I traveled to India’s far northeast last month, before the monsoon rains set in and rendered the mines unworkable for the summer. In the Jaintia Hills, in the remote state of Meghalaya, miners descend to great depths on slippery, rickety wooden ladders. Men, women, even children squeeze into ‘rat hole’ tunnels lacing thousands of privately-owned and unregulated mines. There, they toil to extract coal by hand with primitive tools and no safety equipment.
I was unsure of what the story would hold or the conditions I would face. I spent a week there, though two days were lost to arguing with ‘guides’ who, we believe, were hired by the mine owners to keep us from reporting. We eventually got underground to witness what miners were enduring to scratch out such a sad and meager existence.
As I was shooting an image of miners being lifted out from a shaft, about 300-feet deep, I wondered what I would do if the cable were to break and come crashing down. That is how four miners had died only weeks earlier. Where could I hide? Narrow shafts do not offer many escape routes beyond a few ‘rat hole tunnels’ that are two or three feet high.

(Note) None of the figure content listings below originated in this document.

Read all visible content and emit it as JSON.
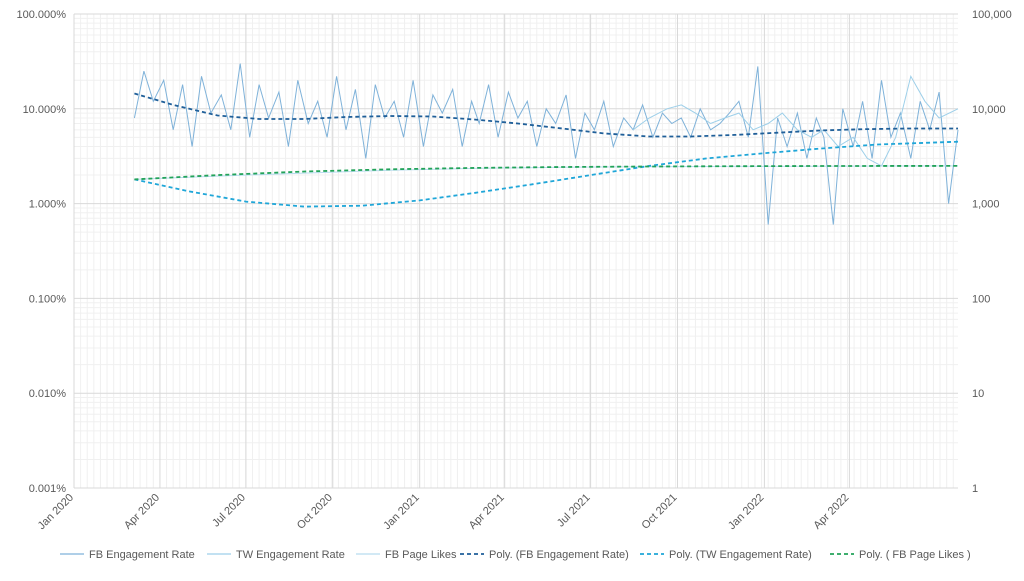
{
  "chart_data": {
    "type": "line",
    "title": "",
    "xlabel": "",
    "ylabel": "",
    "y_scale": "log",
    "grid": true,
    "legend_position": "bottom",
    "x_ticks": [
      "Jan 2020",
      "Apr 2020",
      "Jul 2020",
      "Oct 2020",
      "Jan 2021",
      "Apr 2021",
      "Jul 2021",
      "Oct 2021",
      "Jan 2022",
      "Apr 2022"
    ],
    "x_tick_dates": [
      "2020-01-01",
      "2020-04-01",
      "2020-07-01",
      "2020-10-01",
      "2021-01-01",
      "2021-04-01",
      "2021-07-01",
      "2021-10-01",
      "2022-01-01",
      "2022-04-01"
    ],
    "x_range": [
      "2020-01-01",
      "2022-07-25"
    ],
    "y_left": {
      "ticks": [
        "0.001%",
        "0.010%",
        "0.100%",
        "1.000%",
        "10.000%",
        "100.000%"
      ],
      "tick_values": [
        0.001,
        0.01,
        0.1,
        1,
        10,
        100
      ],
      "range": [
        0.001,
        100
      ]
    },
    "y_right": {
      "ticks": [
        "1",
        "10",
        "100",
        "1,000",
        "10,000",
        "100,000"
      ],
      "tick_values": [
        1,
        10,
        100,
        1000,
        10000,
        100000
      ],
      "range": [
        1,
        100000
      ]
    },
    "series": [
      {
        "name": "FB Engagement Rate",
        "axis": "left",
        "style": "solid",
        "color": "#7fb2d9",
        "x": [
          "2020-03-05",
          "2020-03-15",
          "2020-03-25",
          "2020-04-05",
          "2020-04-15",
          "2020-04-25",
          "2020-05-05",
          "2020-05-15",
          "2020-05-25",
          "2020-06-05",
          "2020-06-15",
          "2020-06-25",
          "2020-07-05",
          "2020-07-15",
          "2020-07-25",
          "2020-08-05",
          "2020-08-15",
          "2020-08-25",
          "2020-09-05",
          "2020-09-15",
          "2020-09-25",
          "2020-10-05",
          "2020-10-15",
          "2020-10-25",
          "2020-11-05",
          "2020-11-15",
          "2020-11-25",
          "2020-12-05",
          "2020-12-15",
          "2020-12-25",
          "2021-01-05",
          "2021-01-15",
          "2021-01-25",
          "2021-02-05",
          "2021-02-15",
          "2021-02-25",
          "2021-03-05",
          "2021-03-15",
          "2021-03-25",
          "2021-04-05",
          "2021-04-15",
          "2021-04-25",
          "2021-05-05",
          "2021-05-15",
          "2021-05-25",
          "2021-06-05",
          "2021-06-15",
          "2021-06-25",
          "2021-07-05",
          "2021-07-15",
          "2021-07-25",
          "2021-08-05",
          "2021-08-15",
          "2021-08-25",
          "2021-09-05",
          "2021-09-15",
          "2021-09-25",
          "2021-10-05",
          "2021-10-15",
          "2021-10-25",
          "2021-11-05",
          "2021-11-15",
          "2021-11-25",
          "2021-12-05",
          "2021-12-15",
          "2021-12-25",
          "2022-01-05",
          "2022-01-15",
          "2022-01-25",
          "2022-02-05",
          "2022-02-15",
          "2022-02-25",
          "2022-03-05",
          "2022-03-15",
          "2022-03-25",
          "2022-04-05",
          "2022-04-15",
          "2022-04-25",
          "2022-05-05",
          "2022-05-15",
          "2022-05-25",
          "2022-06-05",
          "2022-06-15",
          "2022-06-25",
          "2022-07-05",
          "2022-07-15",
          "2022-07-25"
        ],
        "values": [
          8,
          25,
          12,
          20,
          6,
          18,
          4,
          22,
          9,
          14,
          6,
          30,
          5,
          18,
          8,
          15,
          4,
          20,
          7,
          12,
          5,
          22,
          6,
          16,
          3,
          18,
          8,
          12,
          5,
          20,
          4,
          14,
          9,
          16,
          4,
          12,
          7,
          18,
          5,
          15,
          8,
          12,
          4,
          10,
          7,
          14,
          3,
          9,
          6,
          12,
          4,
          8,
          6,
          11,
          5,
          9,
          7,
          8,
          5,
          10,
          6,
          7,
          9,
          12,
          5,
          28,
          0.6,
          8,
          4,
          9,
          3,
          8,
          5,
          0.6,
          10,
          4,
          12,
          3,
          20,
          5,
          9,
          3,
          12,
          6,
          15,
          1.0,
          6
        ]
      },
      {
        "name": "TW Engagement Rate",
        "axis": "left",
        "style": "solid",
        "color": "#9dcfe9",
        "x": [
          "2021-08-15",
          "2021-09-01",
          "2021-09-20",
          "2021-10-05",
          "2021-10-20",
          "2021-11-05",
          "2021-11-20",
          "2021-12-05",
          "2021-12-20",
          "2022-01-05",
          "2022-01-20",
          "2022-02-05",
          "2022-02-20",
          "2022-03-05",
          "2022-03-20",
          "2022-04-05",
          "2022-04-20",
          "2022-05-05",
          "2022-05-20",
          "2022-06-05",
          "2022-06-20",
          "2022-07-05",
          "2022-07-25"
        ],
        "values": [
          6,
          8,
          10,
          11,
          9,
          7,
          8,
          9,
          6,
          7,
          9,
          6,
          5,
          6,
          4,
          5,
          3,
          2.5,
          5,
          22,
          12,
          8,
          10
        ]
      },
      {
        "name": "FB Page Likes",
        "axis": "right",
        "style": "solid",
        "color": "#b8dcef",
        "x": [
          "2020-03-05",
          "2020-06-01",
          "2020-09-01",
          "2020-12-01",
          "2021-03-01",
          "2021-06-01",
          "2021-09-01",
          "2021-12-01",
          "2022-03-01",
          "2022-07-25"
        ],
        "values": [
          1800,
          1950,
          2100,
          2250,
          2350,
          2420,
          2450,
          2470,
          2480,
          2500
        ]
      },
      {
        "name": "Poly. (FB Engagement Rate)",
        "axis": "left",
        "style": "dashed",
        "color": "#1f5f99",
        "x": [
          "2020-03-05",
          "2020-04-15",
          "2020-06-01",
          "2020-07-15",
          "2020-09-01",
          "2020-10-15",
          "2020-12-01",
          "2021-01-15",
          "2021-03-01",
          "2021-04-15",
          "2021-06-01",
          "2021-07-15",
          "2021-09-01",
          "2021-10-15",
          "2021-12-01",
          "2022-01-15",
          "2022-03-01",
          "2022-04-15",
          "2022-06-01",
          "2022-07-25"
        ],
        "values": [
          14.5,
          11,
          8.5,
          7.8,
          7.8,
          8.2,
          8.4,
          8.3,
          7.7,
          7,
          6.2,
          5.5,
          5.1,
          5.1,
          5.3,
          5.6,
          5.9,
          6.1,
          6.2,
          6.2
        ]
      },
      {
        "name": "Poly. (TW Engagement Rate)",
        "axis": "left",
        "style": "dashed",
        "color": "#1fa6d8",
        "x": [
          "2020-03-05",
          "2020-05-01",
          "2020-07-01",
          "2020-09-01",
          "2020-11-01",
          "2021-01-01",
          "2021-03-01",
          "2021-05-01",
          "2021-07-01",
          "2021-09-01",
          "2021-11-01",
          "2022-01-01",
          "2022-03-01",
          "2022-05-01",
          "2022-07-25"
        ],
        "values": [
          1.8,
          1.35,
          1.05,
          0.93,
          0.95,
          1.08,
          1.3,
          1.6,
          2.0,
          2.5,
          3.0,
          3.4,
          3.8,
          4.2,
          4.5
        ]
      },
      {
        "name": "Poly. ( FB Page Likes )",
        "axis": "right",
        "style": "dashed",
        "color": "#23a35a",
        "x": [
          "2020-03-05",
          "2020-06-01",
          "2020-09-01",
          "2020-12-01",
          "2021-03-01",
          "2021-06-01",
          "2021-09-01",
          "2021-12-01",
          "2022-03-01",
          "2022-07-25"
        ],
        "values": [
          1800,
          2000,
          2180,
          2300,
          2380,
          2430,
          2460,
          2480,
          2490,
          2500
        ]
      }
    ]
  }
}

Prabhat Sinha, from Assam, carries a load of coal weighing 60kg's, supported by a head-strap, as he ascends the staircase of a coal mine near the village of Khliehriat, in the district of Jaintia Hills, India. miners descend to great depths on slippery, rickety wooden ladders. Children and adults squeeze into rat hole like tunnels in thousands of privately owned and unregulated mines, extracting coal with their hands or primitive tools and no safety equipment.
Workers load coal onto trucks at a mine in the Jaintia hills, located in India's far North East state of Meghalaya.
Fourteen-year-old Chhai Lyngdoh, kicks out the coal from a container, as it is emptied onto a heap, after being craned out of a 300ft deep mine shaft.
Workers load coal onto a truck at a coal depot.
20 year old Anil Basnet pushes a coal cart, as he and a fellow worker pull coal out from the rat hole tunnel 300 ft below the surface.
22 year old Shyam Rai from Nepal pauses as he works, digging out coal, using hands and a pick to get at the seams of coal.
A crane lifts miners out of a 300ft deep mine shaft, as they head out for their lunch break.
A miner unloads tools after being hoisted from the depths of a coal mine.
Coal miners wash themselves off as they break for lunch at a coal mine.
A crane lifts miners out of the 300ft deep shaft of a coal mine.
12 year old Abdul Kayum from Assam pauses for a portrait, whilst working at a coal depot carrying coal to be crushed
Workers load coal onto trucks at a coal depot. After traversing treacherous mountain roads, the coal is delivered to neighbouring Bangladesh and to Assam from where it is distributed all over India, to be used primarily for power generation and as a source of fuel in cement plants.
An umbrella lays discarded on a heap of coal.